Black Bear Attacks and Injures 10-Year-Old Boy in Connecticut

by Samantha Whidden
(Photo by Wolfgang Kaehler/LightRocket via Getty Images)

A 10-year-old boy reportedly suffered minor injuries after being attacked by a black bear in Morris, Connecticut on Sunday (October 16th). 

According to Fox61, the Department of Energy and Environmental Protection (DEEP) said the attack took place around 11 a.m. and was confirmed by Connecticut State police in the Litchfield barracks. The DEEP is expected to announce more details about the incident later in the day. 

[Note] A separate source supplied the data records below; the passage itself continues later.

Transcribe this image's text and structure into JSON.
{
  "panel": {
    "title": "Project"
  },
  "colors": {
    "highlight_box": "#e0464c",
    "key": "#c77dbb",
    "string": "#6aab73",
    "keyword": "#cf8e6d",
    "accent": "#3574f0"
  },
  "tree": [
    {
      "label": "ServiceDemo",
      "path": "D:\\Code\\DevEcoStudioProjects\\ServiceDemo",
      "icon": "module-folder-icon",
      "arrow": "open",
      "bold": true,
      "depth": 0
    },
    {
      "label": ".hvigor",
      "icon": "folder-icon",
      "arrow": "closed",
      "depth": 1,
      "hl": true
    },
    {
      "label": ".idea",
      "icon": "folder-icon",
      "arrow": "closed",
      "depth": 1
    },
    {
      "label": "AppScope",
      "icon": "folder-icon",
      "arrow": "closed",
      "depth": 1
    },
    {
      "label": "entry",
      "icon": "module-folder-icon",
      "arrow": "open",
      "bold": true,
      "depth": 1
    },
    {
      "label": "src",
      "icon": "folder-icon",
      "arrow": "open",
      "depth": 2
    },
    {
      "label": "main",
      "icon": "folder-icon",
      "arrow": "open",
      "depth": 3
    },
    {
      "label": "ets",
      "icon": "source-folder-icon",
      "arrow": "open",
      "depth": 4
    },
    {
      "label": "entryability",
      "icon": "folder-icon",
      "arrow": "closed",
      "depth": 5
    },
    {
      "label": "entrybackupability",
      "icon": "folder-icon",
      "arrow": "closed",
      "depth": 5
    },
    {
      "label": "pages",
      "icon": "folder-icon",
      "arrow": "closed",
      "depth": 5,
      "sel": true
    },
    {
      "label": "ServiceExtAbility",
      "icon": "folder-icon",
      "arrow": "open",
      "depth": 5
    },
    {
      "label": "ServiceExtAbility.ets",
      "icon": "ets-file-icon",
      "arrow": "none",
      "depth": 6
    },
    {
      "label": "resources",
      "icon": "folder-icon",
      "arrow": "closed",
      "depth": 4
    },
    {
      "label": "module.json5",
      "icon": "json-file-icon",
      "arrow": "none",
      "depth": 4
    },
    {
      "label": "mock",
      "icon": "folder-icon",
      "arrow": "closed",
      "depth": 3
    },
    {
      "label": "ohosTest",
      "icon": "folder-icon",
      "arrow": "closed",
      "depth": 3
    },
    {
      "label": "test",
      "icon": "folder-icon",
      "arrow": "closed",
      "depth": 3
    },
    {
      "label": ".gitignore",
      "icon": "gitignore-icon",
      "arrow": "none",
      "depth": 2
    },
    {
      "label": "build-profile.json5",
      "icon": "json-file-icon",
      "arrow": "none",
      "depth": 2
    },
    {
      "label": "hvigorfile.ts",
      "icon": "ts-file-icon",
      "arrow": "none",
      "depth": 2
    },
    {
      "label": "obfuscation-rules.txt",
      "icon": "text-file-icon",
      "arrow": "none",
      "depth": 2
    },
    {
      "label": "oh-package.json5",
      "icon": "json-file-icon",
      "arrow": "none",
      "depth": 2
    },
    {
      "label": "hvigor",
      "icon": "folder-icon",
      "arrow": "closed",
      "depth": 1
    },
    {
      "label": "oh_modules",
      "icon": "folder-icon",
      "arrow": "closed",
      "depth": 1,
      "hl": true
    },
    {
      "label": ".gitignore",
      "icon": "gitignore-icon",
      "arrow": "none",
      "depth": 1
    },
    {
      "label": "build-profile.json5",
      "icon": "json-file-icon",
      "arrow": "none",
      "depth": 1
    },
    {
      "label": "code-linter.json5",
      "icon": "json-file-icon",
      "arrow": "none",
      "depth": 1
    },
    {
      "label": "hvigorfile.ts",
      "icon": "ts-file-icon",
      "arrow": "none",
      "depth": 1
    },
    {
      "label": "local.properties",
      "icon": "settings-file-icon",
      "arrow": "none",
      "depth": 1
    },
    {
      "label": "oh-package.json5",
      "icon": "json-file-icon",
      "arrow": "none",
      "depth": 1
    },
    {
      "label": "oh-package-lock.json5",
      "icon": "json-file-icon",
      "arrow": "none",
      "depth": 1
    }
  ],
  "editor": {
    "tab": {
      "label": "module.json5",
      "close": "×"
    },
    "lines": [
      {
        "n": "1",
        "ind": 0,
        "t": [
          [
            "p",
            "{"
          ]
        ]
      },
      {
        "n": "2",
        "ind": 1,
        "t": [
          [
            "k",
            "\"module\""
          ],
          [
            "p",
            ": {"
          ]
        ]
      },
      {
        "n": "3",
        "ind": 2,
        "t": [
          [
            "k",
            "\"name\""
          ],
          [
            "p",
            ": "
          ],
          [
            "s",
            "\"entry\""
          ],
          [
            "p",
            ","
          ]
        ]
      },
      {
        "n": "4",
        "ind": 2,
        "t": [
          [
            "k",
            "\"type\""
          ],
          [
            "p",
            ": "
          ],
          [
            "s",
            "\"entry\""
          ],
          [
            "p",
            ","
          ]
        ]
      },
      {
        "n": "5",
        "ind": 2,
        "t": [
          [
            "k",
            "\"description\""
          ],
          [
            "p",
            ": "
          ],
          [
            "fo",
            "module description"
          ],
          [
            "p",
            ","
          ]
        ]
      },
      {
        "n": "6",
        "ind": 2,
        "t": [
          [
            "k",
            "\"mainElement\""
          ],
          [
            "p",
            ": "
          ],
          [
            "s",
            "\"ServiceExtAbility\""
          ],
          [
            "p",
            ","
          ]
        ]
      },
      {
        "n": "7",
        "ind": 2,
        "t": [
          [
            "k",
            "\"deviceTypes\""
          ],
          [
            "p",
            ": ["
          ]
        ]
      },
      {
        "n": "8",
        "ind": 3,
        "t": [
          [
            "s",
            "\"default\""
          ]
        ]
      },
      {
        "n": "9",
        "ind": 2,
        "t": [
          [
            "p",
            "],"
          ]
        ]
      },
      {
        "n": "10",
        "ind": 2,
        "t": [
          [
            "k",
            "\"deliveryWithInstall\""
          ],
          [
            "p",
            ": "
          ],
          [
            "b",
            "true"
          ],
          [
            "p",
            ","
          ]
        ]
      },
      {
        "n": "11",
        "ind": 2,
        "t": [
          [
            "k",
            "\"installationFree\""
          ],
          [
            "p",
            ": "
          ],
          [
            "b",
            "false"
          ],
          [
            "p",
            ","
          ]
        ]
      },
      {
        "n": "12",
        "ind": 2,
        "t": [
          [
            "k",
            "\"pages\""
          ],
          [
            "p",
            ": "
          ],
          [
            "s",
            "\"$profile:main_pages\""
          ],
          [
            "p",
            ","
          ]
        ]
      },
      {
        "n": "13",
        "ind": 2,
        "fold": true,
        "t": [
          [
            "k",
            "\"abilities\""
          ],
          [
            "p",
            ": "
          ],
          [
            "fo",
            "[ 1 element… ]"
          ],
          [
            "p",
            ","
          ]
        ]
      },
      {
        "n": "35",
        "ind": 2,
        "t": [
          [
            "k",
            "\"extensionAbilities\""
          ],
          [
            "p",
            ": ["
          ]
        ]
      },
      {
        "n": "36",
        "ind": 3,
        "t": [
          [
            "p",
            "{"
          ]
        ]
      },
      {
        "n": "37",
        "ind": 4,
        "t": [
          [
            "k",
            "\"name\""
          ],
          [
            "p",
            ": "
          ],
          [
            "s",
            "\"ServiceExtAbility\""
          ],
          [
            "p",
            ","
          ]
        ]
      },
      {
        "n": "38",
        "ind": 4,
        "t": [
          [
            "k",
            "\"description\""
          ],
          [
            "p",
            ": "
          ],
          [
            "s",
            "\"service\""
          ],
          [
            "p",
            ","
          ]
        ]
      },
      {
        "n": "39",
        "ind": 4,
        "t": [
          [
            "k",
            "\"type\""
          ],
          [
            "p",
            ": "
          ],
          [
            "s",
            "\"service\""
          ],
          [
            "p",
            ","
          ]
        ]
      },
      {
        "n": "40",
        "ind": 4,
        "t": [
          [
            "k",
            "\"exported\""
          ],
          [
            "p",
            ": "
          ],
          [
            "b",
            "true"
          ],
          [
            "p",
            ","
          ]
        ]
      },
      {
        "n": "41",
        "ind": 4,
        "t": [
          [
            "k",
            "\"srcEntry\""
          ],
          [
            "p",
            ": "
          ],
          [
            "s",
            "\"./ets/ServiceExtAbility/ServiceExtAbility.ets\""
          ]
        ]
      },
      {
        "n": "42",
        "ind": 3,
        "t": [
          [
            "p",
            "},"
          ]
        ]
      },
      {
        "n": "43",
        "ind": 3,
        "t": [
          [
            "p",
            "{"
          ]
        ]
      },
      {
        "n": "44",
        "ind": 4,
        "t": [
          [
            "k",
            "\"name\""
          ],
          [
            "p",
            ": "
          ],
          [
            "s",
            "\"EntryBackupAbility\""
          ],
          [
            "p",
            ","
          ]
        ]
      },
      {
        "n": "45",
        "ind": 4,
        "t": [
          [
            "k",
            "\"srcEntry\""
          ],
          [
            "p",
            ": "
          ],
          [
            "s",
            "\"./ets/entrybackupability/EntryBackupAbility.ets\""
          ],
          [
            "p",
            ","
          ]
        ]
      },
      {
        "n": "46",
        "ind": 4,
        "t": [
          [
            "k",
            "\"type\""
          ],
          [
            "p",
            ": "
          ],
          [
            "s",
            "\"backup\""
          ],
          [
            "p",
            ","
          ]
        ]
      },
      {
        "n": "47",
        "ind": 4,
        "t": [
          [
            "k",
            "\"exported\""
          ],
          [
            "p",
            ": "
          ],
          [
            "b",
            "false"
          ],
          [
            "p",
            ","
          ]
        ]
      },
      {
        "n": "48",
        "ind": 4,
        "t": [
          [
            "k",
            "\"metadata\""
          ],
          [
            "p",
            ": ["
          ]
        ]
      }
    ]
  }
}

The DEEP website reports that the black bear has made a major comeback in the state of Connecticut since the 1800s. In the 1980s, the DEEP Wildlife Division notably had evidence of a resident population. Since then, annual sighting reports have increased. This indicates both presence and population growth. “With the number of bears increasing in the state,” the agency states. “It is important for residents to learn the facts about black bears and how to coexist with them.”

In Connecticut, black bear adult males normally weigh between 250 and 550 pounds. Meanwhile, females weigh between 150 and 300 pounds. Yearlings weigh 45 to 100 pounds. Adults are 5 to 6 feet long. Although in the wilderness setting, bears tend to avoid humans. However, food attracts animals and causes them to grow habituated to humans. They are mainly attracted to residential areas by bird feeders, garbage, outdoor pet food, compost piles, and fruit trees. 

Black Bears Are Breaking into Connecticut Homes in Record Numbers 

CT Public reported earlier this month that black bears are now breaking into Connecticut homes in record numbers. It was revealed that the number of bears recorded entering homes in 2022 is already almost doubling the number of home entries from all of 2021. 

It was also reported that through September 29th, Connecticut recorded 65 complaints of bear home entries. Jenny Dickson, director of DEEP’s Wildlife Division, explained the state’s bear population has become habituated and food conditioned by human behavior. “We’ve got a lot of bears who’ve learned to do bad things. They’re teaching other bears to do bad things, and the population is continuing to grow.” 

Dickson also warned that bears are no longer just a northwest corner concern. “Anywhere in Connecticut can be bear country not,” she noted. The DEEP official further explained the importance of not attracting bears with food. “[If my agency can] get one message out, it’s really not to put your trash out until it’s collection day.”

East Granby’s animal control officer, Ryan Selig offered some advice to homeowners. He stated that homeowners may try taping ammonia-soaked rags to the inside of the garbage can lids. “The scent of ammonia is unpalatable to bears,” he said. 

In regards to DEEP doing a statewide ban on feeding wildlife, Dickson added it would be an effective tool to manage the bear population.